In two rhesus monkeys, we used the scleral search coil method to record eye movements during step-ramp pursuit, before and after surgical ablation of the cerebellar nodulus and uvula (Nod/Uv). Monkeys sat in a primate chair with the head immobilized. Each pursuit trial began with fixation of a red target that was back-projected onto a tangent screen in front of the animal. After a random delay, the target stepped horizontally or vertically by 4 deg, then moved smoothly in the opposite direction (20 deg/s) for 1 sec. The animal was rewarded for maintaining fixation of the target. For each experimental session, we calculated pursuit gain by determining the ratio of median slow-phase (desaccaded) eye velocity during the period from 200 to 600 ms after the onset of eye movement to target velocity (all trials pooled for each direction of motion).
Results were similar in the two monkeys.
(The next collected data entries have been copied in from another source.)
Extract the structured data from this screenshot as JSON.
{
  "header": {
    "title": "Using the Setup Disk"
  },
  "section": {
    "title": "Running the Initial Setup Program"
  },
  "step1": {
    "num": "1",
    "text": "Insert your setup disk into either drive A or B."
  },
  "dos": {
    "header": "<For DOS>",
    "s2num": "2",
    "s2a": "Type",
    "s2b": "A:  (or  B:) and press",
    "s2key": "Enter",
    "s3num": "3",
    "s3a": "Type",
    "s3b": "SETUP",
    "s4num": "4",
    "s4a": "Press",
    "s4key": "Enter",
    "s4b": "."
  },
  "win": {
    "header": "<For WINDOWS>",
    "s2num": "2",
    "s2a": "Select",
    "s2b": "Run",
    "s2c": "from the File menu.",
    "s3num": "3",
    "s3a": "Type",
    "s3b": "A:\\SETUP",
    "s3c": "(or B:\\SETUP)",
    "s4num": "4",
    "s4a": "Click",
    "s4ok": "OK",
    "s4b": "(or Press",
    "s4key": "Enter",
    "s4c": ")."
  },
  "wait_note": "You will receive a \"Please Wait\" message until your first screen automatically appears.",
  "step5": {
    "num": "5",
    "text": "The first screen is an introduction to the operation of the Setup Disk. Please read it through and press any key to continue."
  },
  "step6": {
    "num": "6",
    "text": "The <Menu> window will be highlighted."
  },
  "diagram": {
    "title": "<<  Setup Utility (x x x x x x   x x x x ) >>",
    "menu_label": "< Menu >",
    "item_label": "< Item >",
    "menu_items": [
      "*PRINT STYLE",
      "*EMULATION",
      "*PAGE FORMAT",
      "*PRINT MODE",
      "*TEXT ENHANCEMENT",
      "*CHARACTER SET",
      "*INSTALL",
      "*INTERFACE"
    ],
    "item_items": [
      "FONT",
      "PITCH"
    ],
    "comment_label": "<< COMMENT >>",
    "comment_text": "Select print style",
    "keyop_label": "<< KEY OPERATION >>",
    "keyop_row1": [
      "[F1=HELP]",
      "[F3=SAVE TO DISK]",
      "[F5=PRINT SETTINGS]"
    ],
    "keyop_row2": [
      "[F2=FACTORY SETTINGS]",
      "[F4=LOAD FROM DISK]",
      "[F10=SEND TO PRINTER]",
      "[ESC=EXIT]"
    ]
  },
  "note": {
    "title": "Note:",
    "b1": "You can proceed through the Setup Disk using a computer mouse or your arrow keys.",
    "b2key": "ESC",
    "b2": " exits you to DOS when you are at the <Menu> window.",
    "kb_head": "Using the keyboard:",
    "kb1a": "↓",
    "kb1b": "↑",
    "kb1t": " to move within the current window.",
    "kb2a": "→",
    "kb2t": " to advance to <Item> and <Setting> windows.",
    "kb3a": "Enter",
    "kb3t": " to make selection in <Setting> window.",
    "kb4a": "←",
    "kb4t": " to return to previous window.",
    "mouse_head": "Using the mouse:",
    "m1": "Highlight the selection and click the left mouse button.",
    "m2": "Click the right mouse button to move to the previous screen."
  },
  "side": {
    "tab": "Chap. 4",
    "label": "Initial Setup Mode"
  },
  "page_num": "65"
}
Median steady-state pursuit gains before the lesions were > 0.7 for horizontal and upward pursuit, and were somewhat lower for downward pursuit (Figure). After the lesion, the gain of downward pursuit decreased by 67 %, of upward pursuit by 2 %, and of horizontal pursuit by 14% (mean of data from both monkeys). After the lesion, both monkeys had downbeat nystagmus in the dark (mean 5.5 deg/s) but not in the light.
Similar to many humans with cerebellar disease, monkeys with Nod/Uv lesions have a selective deficit of downward pursuit, suggesting a specific role for the Nod/Uv in the facilitation of downward pursuit. A vertical pursuit asymmetry alone does not cause downbeat nystagmus in the light.